By 2030, as much as 50 percent of the U.S. production of natural gas will come from shale rock, Deloitte analysts predicted this week.
The only unknown in that equation is environmentalist hoopla about risks they say fracing poses.
“There’s so many wells being drilled and in so many parts of the country that it’s an enormous challenge with the public,” said Peter Robertson, an independent senior adviser who focuses on oil and gas issues for Deloitte LLP. “Every little slip gets enormously magnified.”
In 2005, shale gas made up a small share of U.S. natural gas production but has since skyrocketed–in 2010 making up 20 percent of what is harvested domestically. By 2030, the portion will be 50 percent, with the biggest chunk coming from the Marcellus formation, Deloitte forecast.
This boom has helped keep prices low, but Deloitte expects prices to rebound over time — potentially reaching $8 to $10 per million British Thermal Units (BTU) by 2022. (Current pricing is at $3.39 per million BTU.) Regardless, Deloitte analysts said there is plenty of natural gas that can be commercially extracted as long as prices are around $4.

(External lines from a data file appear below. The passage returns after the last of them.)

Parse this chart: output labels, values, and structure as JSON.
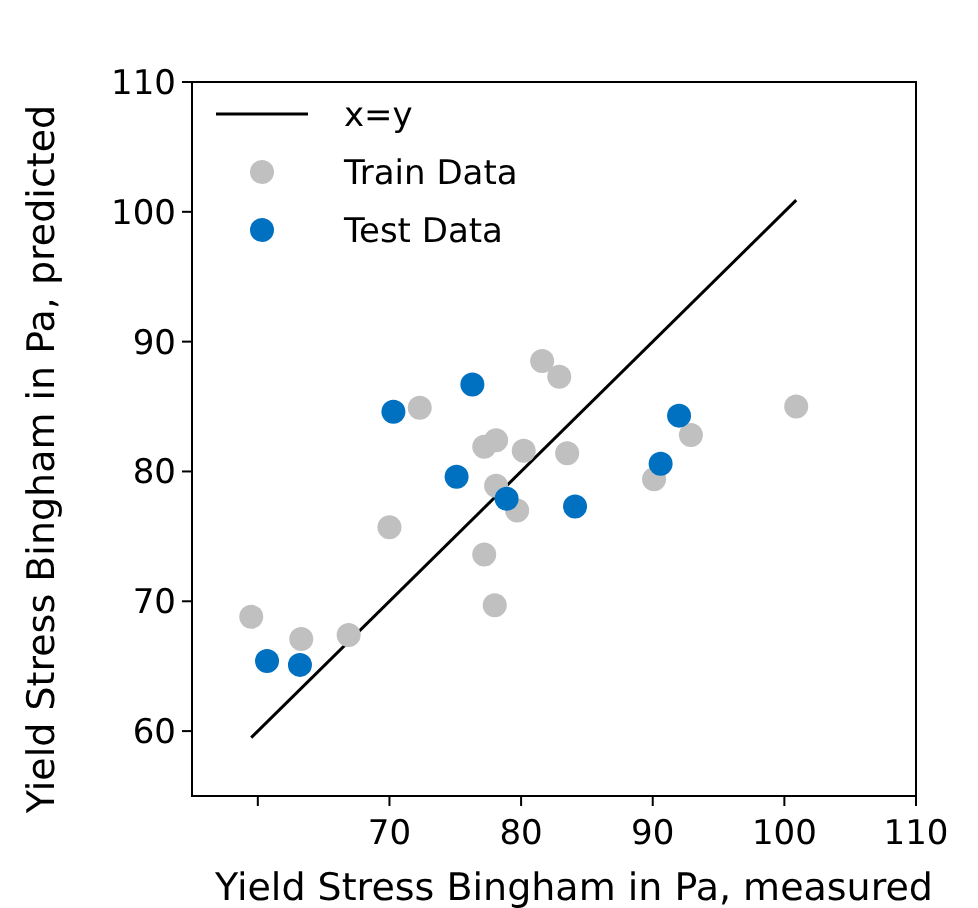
{
  "chart_data": {
    "type": "scatter",
    "xlabel": "Yield Stress Bingham in Pa, measured",
    "ylabel": "Yield Stress Bingham in Pa, predicted",
    "xlim": [
      55,
      110
    ],
    "ylim": [
      55,
      110
    ],
    "xticks": [
      {
        "value": 60,
        "label": null
      },
      70,
      80,
      90,
      100,
      110
    ],
    "yticks": [
      60,
      70,
      80,
      90,
      100,
      110
    ],
    "legend": "top left",
    "grid": false,
    "marker": "circle",
    "series": [
      {
        "name": "x=y",
        "type": "line",
        "color": "#000000",
        "x": [
          59.5,
          100.9
        ],
        "values": [
          59.5,
          100.9
        ],
        "marker": "none",
        "line_style": "solid"
      },
      {
        "name": "Train Data",
        "color": "#c0c0c0",
        "x": [
          59.5,
          63.3,
          66.9,
          70,
          72.3,
          77.2,
          78.1,
          80.2,
          78.1,
          79.7,
          77.2,
          78,
          81.6,
          82.9,
          83.5,
          90.1,
          92.9,
          100.9
        ],
        "values": [
          68.8,
          67.1,
          67.4,
          75.7,
          84.9,
          81.9,
          82.4,
          81.6,
          78.9,
          77,
          73.6,
          69.7,
          88.5,
          87.3,
          81.4,
          79.4,
          82.8,
          85
        ]
      },
      {
        "name": "Test Data",
        "color": "#0070c0",
        "x": [
          60.7,
          63.2,
          70.3,
          76.3,
          75.1,
          78.9,
          84.1,
          90.6,
          92
        ],
        "values": [
          65.4,
          65.1,
          84.6,
          86.7,
          79.6,
          77.9,
          77.3,
          80.6,
          84.3
        ]
      }
    ]
  }
}
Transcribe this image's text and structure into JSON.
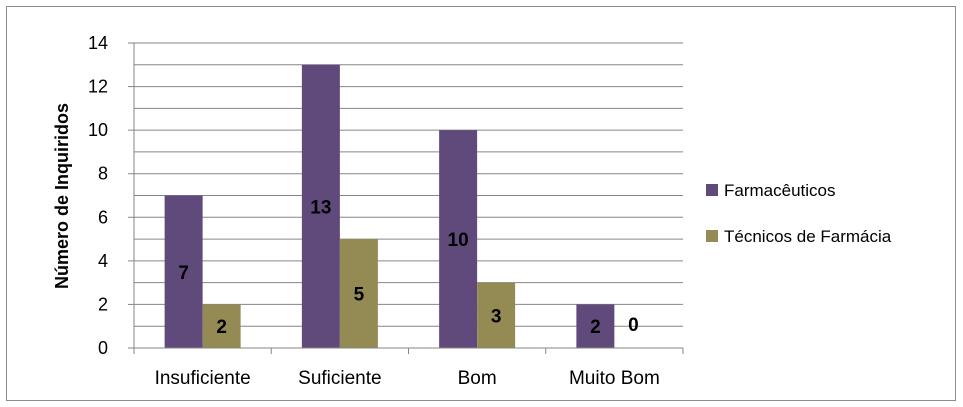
{
  "chart_data": {
    "type": "bar",
    "title": "",
    "xlabel": "",
    "ylabel": "Número de Inquiridos",
    "ylim": [
      0,
      14
    ],
    "y_ticks": [
      "0",
      "2",
      "4",
      "6",
      "8",
      "10",
      "12",
      "14"
    ],
    "categories": [
      "Insuficiente",
      "Suficiente",
      "Bom",
      "Muito Bom"
    ],
    "series": [
      {
        "name": "Farmacêuticos",
        "values": [
          7,
          13,
          10,
          2
        ],
        "color": "#604a7b"
      },
      {
        "name": "Técnicos de Farmácia",
        "values": [
          2,
          5,
          3,
          0
        ],
        "color": "#948a54"
      }
    ],
    "grid": true,
    "legend": "right"
  }
}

Benchmark U.S. crude has been trading at close to $100 a barrel. That gives natural gas a big advantage, and it aids the North American chemical industry that uses gas as a building block for making other products.
The relatively low natural gas price also gives producers new, higher-priced market opportunities outside the U.S., such as in Japan or Europe.
Excellent points that continue to support what we know to be true, fracing is making our energy resourcing safer and more reliable and is poised to continue to do so for years to come.